Neil Harrison
My name is Neil Harrison; I’m Planning Director at TMP. The role I undertook on the E.ON re-branding project was to make sure that a great programme of research we were undertaking was co-ordinated; that we were talking to all the right people at the right time; that we were asking all the appropriate questions and all that research was co-ordinated within a very short, concise period of time.
We started working with E.ON. E.ON were fantastically meticulous and thorough about the research they wanted us to undertake. Research took 2 or 3 months; we did both qualitative research involved in focus groups and a lot of telephone interviews.

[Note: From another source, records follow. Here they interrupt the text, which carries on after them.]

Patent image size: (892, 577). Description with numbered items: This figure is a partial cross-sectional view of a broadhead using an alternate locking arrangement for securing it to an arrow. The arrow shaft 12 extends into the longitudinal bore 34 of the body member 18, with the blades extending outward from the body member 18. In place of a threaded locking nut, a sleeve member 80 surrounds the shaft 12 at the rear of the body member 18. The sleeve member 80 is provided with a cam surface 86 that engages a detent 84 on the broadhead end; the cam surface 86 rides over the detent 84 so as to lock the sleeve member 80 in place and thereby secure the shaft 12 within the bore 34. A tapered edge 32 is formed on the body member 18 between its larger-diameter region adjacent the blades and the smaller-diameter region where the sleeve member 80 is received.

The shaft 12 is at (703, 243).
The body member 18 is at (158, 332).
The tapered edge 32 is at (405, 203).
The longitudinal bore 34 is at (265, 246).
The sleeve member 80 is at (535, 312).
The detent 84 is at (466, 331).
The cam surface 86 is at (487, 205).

We also did quantitative research; so we were fairly confident that the conclusions that the research had come to were valid and robust.

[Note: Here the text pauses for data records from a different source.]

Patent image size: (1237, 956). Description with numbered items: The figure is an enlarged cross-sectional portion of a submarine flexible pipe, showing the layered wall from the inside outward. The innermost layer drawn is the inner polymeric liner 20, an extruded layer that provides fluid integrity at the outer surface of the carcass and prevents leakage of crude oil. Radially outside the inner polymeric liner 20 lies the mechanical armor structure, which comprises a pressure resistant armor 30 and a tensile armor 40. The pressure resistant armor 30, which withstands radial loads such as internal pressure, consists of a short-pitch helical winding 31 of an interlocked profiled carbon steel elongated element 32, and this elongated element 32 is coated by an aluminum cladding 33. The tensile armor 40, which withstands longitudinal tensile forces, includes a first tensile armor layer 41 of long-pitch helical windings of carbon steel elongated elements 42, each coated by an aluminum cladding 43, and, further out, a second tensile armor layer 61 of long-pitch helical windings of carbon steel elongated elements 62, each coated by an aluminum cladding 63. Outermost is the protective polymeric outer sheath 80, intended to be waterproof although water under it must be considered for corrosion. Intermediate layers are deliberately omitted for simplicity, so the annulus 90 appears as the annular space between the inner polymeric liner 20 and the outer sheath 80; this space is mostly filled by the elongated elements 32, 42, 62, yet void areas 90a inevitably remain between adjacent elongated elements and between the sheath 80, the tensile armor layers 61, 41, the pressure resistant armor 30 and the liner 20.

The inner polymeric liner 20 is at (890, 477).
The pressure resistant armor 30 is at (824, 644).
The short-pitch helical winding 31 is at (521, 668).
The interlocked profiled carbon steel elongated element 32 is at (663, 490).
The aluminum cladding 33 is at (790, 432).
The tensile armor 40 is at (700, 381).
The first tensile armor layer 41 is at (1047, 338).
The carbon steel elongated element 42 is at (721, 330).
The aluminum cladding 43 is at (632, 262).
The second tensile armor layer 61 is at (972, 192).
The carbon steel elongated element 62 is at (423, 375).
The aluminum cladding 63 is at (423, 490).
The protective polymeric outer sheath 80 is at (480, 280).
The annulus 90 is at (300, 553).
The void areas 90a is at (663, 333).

The research wasn’t just research for the sake of itself; the research had to conform to the creative work we subsequently delivered. One of the themes underpinning that was the ‘Wind of Change’. You may well have seen a lot of TV advertising based exactly on that premise; and our work had to fit hand in glove with that so we were very keen to leverage all the impact that the TV advertising made.
We did a lot of creative conceptualising on the basis of that and that took probably around 2 or 3 weeks to come up with creative work that we thought was absolutely super. We ran a number of focus groups both externally so we spoke with call centre people; we spoke with retail people just to get a feeling of if you saw this work in the press; if you saw this work online, what would it mean to you; would you be attracted by it; what would be your reaction to it?